Compensation system (the insurer)
· Replace process with relationship (cultivate trust and autonomy)
· Replace paperwork with conversation (I’m not opposed to keeping case notes and careful records, but I try to minimise the paperwork the worker is exposed to)
· Minimise dehumanising language (e.g. claimant), legalistic jargon and claim numbers in correspondence to/from workers
· Minimising controlling behaviours by insurers, human resources and supervisors (this is quite challenging)
· Facilitate face to face meetings between insurers and workers
Relationships are the key. Common ground must be established between the competing values of the sub-cultures (employer, insurer, worker, medical). The employer is well placed to facilitate this with their insurer.
The Recovery Support Guide needs to be ‘pan-tribalist’. They need to speak the language of the worker, the insurer, the medical team and the employer and be skilled at finding the common ground between them. Each sub-culture has its own language and norms and they often engage in a manner that frustrates each other.
Barnes and Limberg recommend ‘grey pilling’, a concept that was developed by Venkatesh Rao, which adds a third dimension to the dichotomous red/blue pill idea referenced in the movie, The Matrix…
A grey pill, according to Venkatesh, is the process of “relearning the value of questioning and doubt after you’ve been seduced by answers and certainties; it’s leaving comforting ‘secret’ societies for continued intellectual growth.” Grey pills can engender an existential crisis, but at the right dose they can provide a confident unknowing and a sexy uncertainty, what Stephen Fry calls “passionate and positive doubt.” In a world of tyrannical certainty, grey pilling may be an ethical act.
This speaks to the concept of dialectic engagement, where we assume we’re always talking to someone who has something to teach us, where we assume we could be wrong (intellectual humility), where we acknowledge our confirmation bias. It’s this type of engagement that I’m advocating for the Recovery Support Guide. ‘Sexy uncertainty’.

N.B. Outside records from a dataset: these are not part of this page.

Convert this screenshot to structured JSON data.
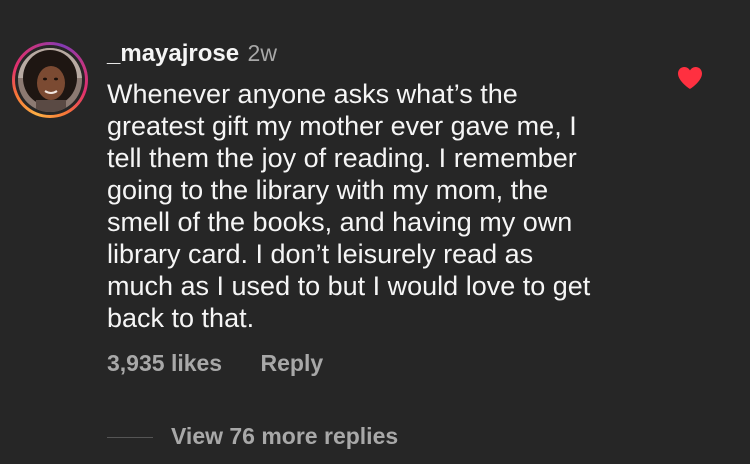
{
  "comment": {
    "username": "_mayajrose",
    "time": "2w",
    "text_lines": [
      "Whenever anyone asks what’s the",
      "greatest gift my mother ever gave me, I",
      "tell them the joy of reading. I remember",
      "going to the library with my mom, the",
      "smell of the books, and having my own",
      "library card. I don’t leisurely read as",
      "much as I used to but I would love to get",
      "back to that."
    ],
    "likes": "3,935 likes",
    "reply_label": "Reply",
    "view_replies": "View 76 more replies",
    "liked": true
  },
  "colors": {
    "background": "#262626",
    "text": "#f5f5f5",
    "secondary_text": "#a8a8a8",
    "like_heart": "#ff3040"
  },
  "icons": {
    "like": "heart-icon"
  }
}
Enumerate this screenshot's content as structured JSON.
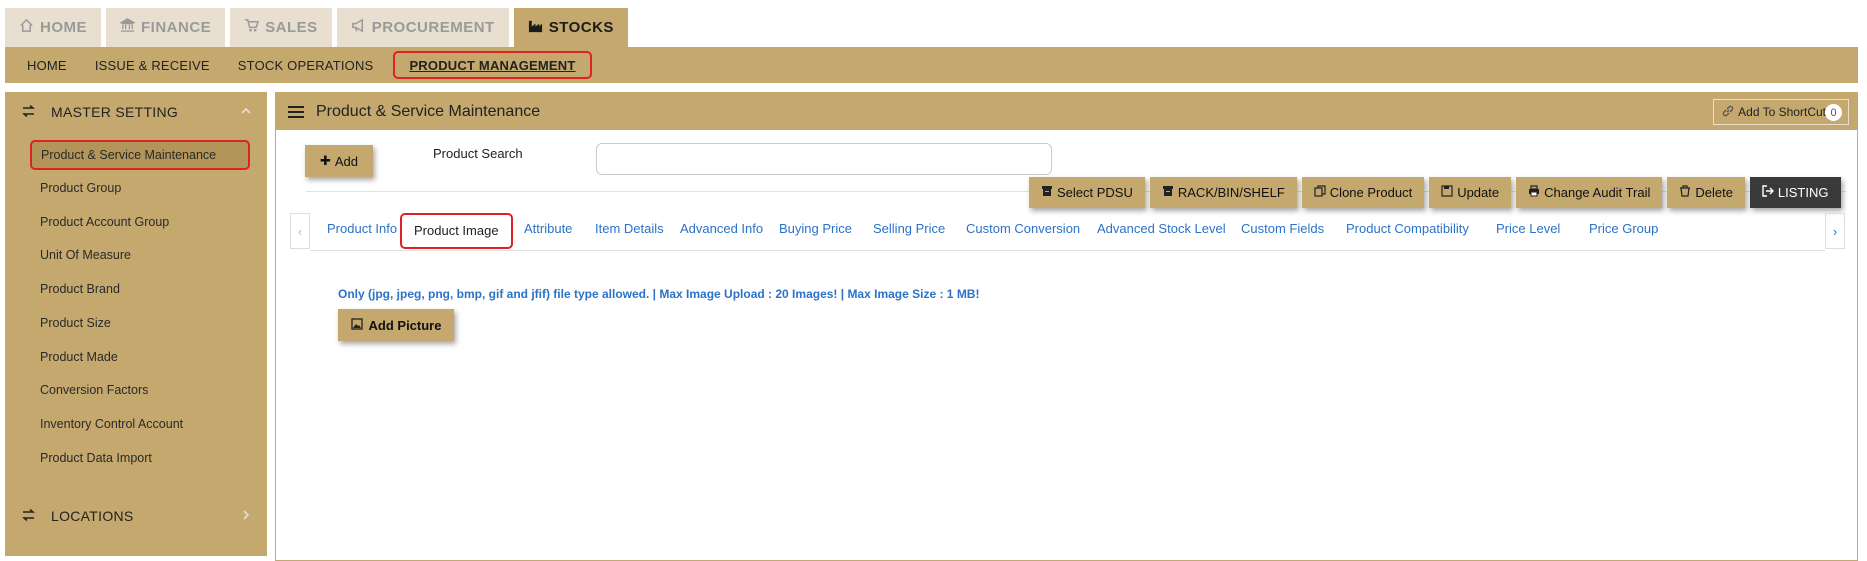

After an injury there is a lot of uncertainty. Traditionally we like to think we can minimise uncertainty and facilitate healing with diagnosis, treatment and RTW plans. In the humanised model we accept that there is much we don’t know about the diagnosis and prognosis and we encourage injured workers, and those pulled into their orbit, to engage in enacting and talking and learning (aka sensemaking). This approach satisfies the duality of supporting the individual’s recovery while simultaneously providing learning opportunities for the organisation.
I feel like we are missing an opportunity. My thesis is that by caring for people authentically, not only do we support their recovery, but we can strengthen their relationship with their work, with their colleagues and with their employer. And perhaps, more ambitiously, the enactment of a relating approach permeates the organisational discourse. Imagine a worker who feels so well supported in their recovery that their motivation and discretionary effort increases as a result of their injury experience.
 Carrillo, Rosa Antonia. The Relationship Factor in Safety Leadership (p. 90). Taylor and Francis. Kindle Edition.